Una empresa no falla por falta de talento individual. Falla cuando ese talento no logra coordinarse, cuando las decisiones no se alinean y cuando la información no se convierte en acción. En ese contexto, la inteligencia deja de ser lo que alguien sabe y se convierte en lo que un grupo es capaz de hacer con lo que sabe.
Esto se refleja en cosas muy concretas: cómo se toman decisiones, qué tan claro es el rumbo y qué tan consistentemente se ejecuta. Cuando esa capacidad se pierde, empiezan a aparecer señales conocidas: decisiones que se retrasan, prioridades que cambian constantemente y equipos que trabajan sin una dirección clara. No es un problema de capacidad, es un problema de coordinación.

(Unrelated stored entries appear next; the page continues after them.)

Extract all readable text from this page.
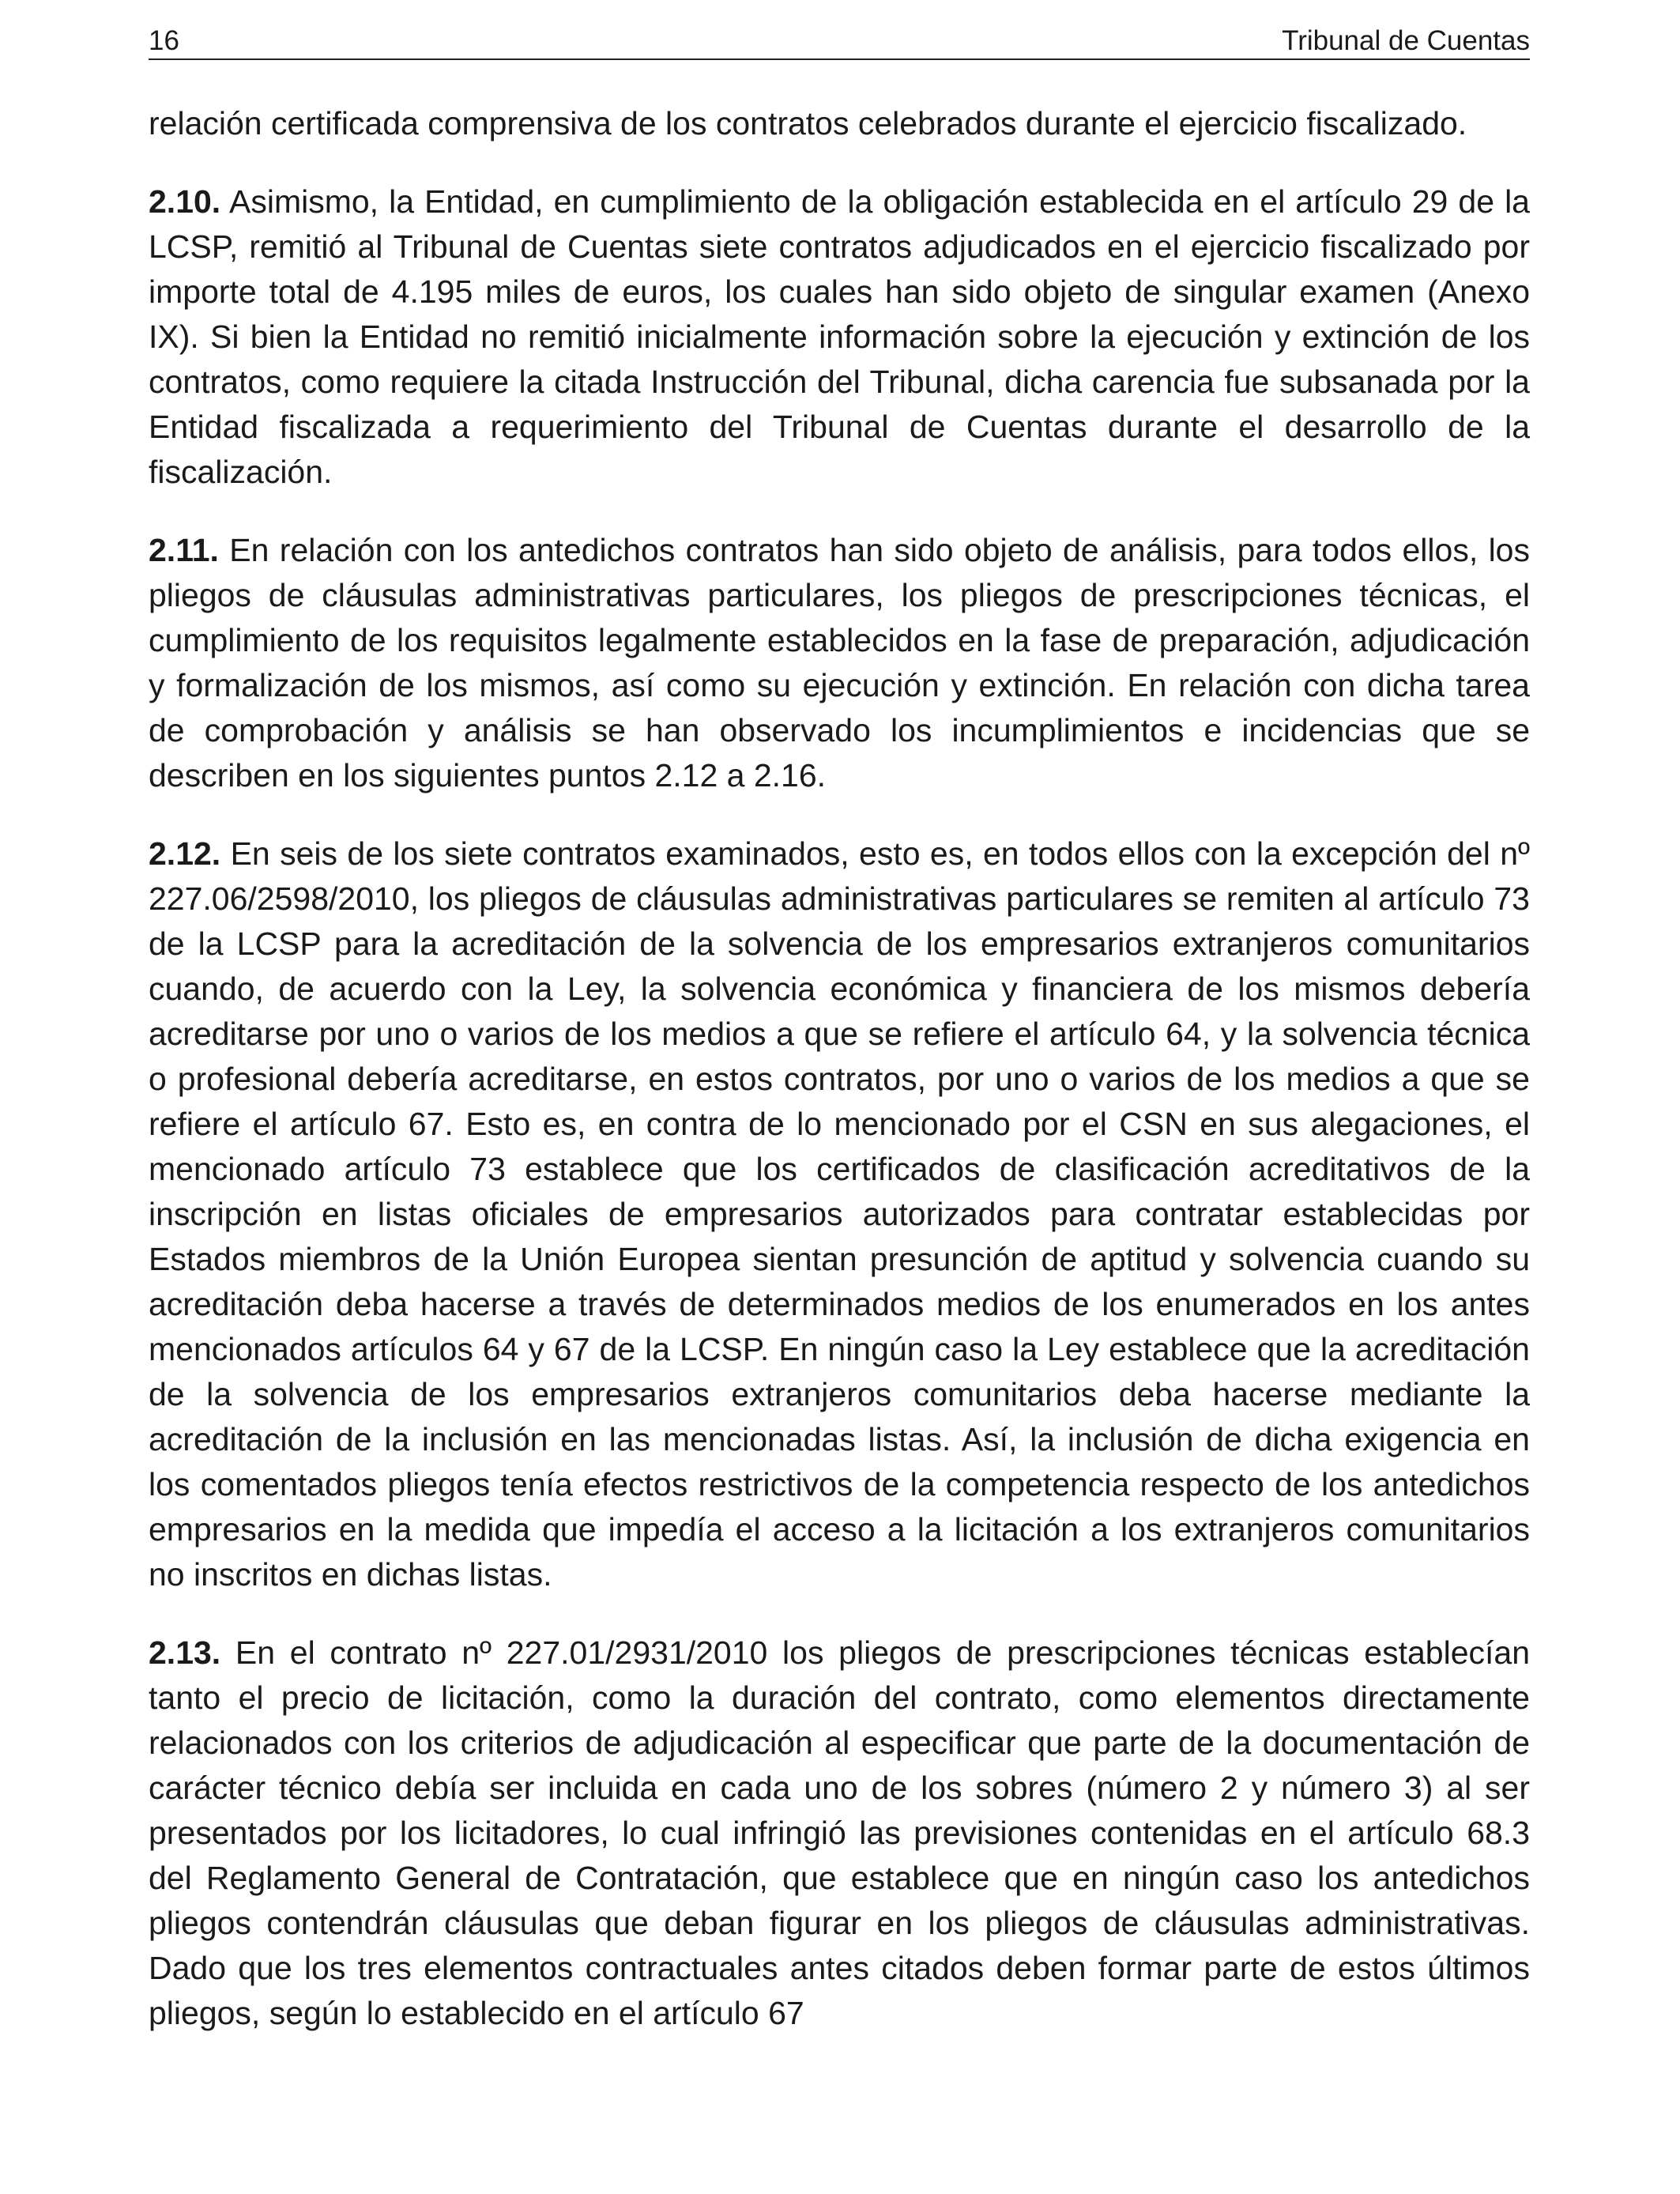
16	Tribunal de Cuentas

relación certificada comprensiva de los contratos celebrados durante el ejercicio fiscalizado.

2.10. Asimismo, la Entidad, en cumplimiento de la obligación establecida en el artículo 29 de la LCSP, remitió al Tribunal de Cuentas siete contratos adjudicados en el ejercicio fiscalizado por importe total de 4.195 miles de euros, los cuales han sido objeto de singular examen (Anexo IX). Si bien la Entidad no remitió inicialmente información sobre la ejecución y extinción de los contratos, como requiere la citada Instrucción del Tribunal, dicha carencia fue subsanada por la Entidad fiscalizada a requerimiento del Tribunal de Cuentas durante el desarrollo de la fiscalización.

2.11. En relación con los antedichos contratos han sido objeto de análisis, para todos ellos, los pliegos de cláusulas administrativas particulares, los pliegos de prescripciones técnicas, el cumplimiento de los requisitos legalmente establecidos en la fase de preparación, adjudicación y formalización de los mismos, así como su ejecución y extinción. En relación con dicha tarea de comprobación y análisis se han observado los incumplimientos e incidencias que se describen en los siguientes puntos 2.12 a 2.16.

2.12. En seis de los siete contratos examinados, esto es, en todos ellos con la excepción del nº 227.06/2598/2010, los pliegos de cláusulas administrativas particulares se remiten al artículo 73 de la LCSP para la acreditación de la solvencia de los empresarios extranjeros comunitarios cuando, de acuerdo con la Ley, la solvencia económica y financiera de los mismos debería acreditarse por uno o varios de los medios a que se refiere el artículo 64, y la solvencia técnica o profesional debería acreditarse, en estos contratos, por uno o varios de los medios a que se refiere el artículo 67. Esto es, en contra de lo mencionado por el CSN en sus alegaciones, el mencionado artículo 73 establece que los certificados de clasificación acreditativos de la inscripción en listas oficiales de empresarios autorizados para contratar establecidas por Estados miembros de la Unión Europea sientan presunción de aptitud y solvencia cuando su acreditación deba hacerse a través de determinados medios de los enumerados en los antes mencionados artículos 64 y 67 de la LCSP. En ningún caso la Ley establece que la acreditación de la solvencia de los empresarios extranjeros comunitarios deba hacerse mediante la acreditación de la inclusión en las mencionadas listas. Así, la inclusión de dicha exigencia en los comentados pliegos tenía efectos restrictivos de la competencia respecto de los antedichos empresarios en la medida que impedía el acceso a la licitación a los extranjeros comunitarios no inscritos en dichas listas.

2.13. En el contrato nº 227.01/2931/2010 los pliegos de prescripciones técnicas establecían tanto el precio de licitación, como la duración del contrato, como elementos directamente relacionados con los criterios de adjudicación al especificar que parte de la documentación de carácter técnico debía ser incluida en cada uno de los sobres (número 2 y número 3) al ser presentados por los licitadores, lo cual infringió las previsiones contenidas en el artículo 68.3 del Reglamento General de Contratación, que establece que en ningún caso los antedichos pliegos contendrán cláusulas que deban figurar en los pliegos de cláusulas administrativas. Dado que los tres elementos contractuales antes citados deben formar parte de estos últimos pliegos, según lo establecido en el artículo 67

Por eso, desarrollar inteligencia en una organización no significa agregar más información, sino ordenar la forma en la que se observa, se decide y se actúa. Es un proceso que requiere claridad, estructura y, en muchos casos, intervención directa para restablecer esa capacidad.
Ahí es donde la inteligencia deja de ser un concepto y se convierte en acción.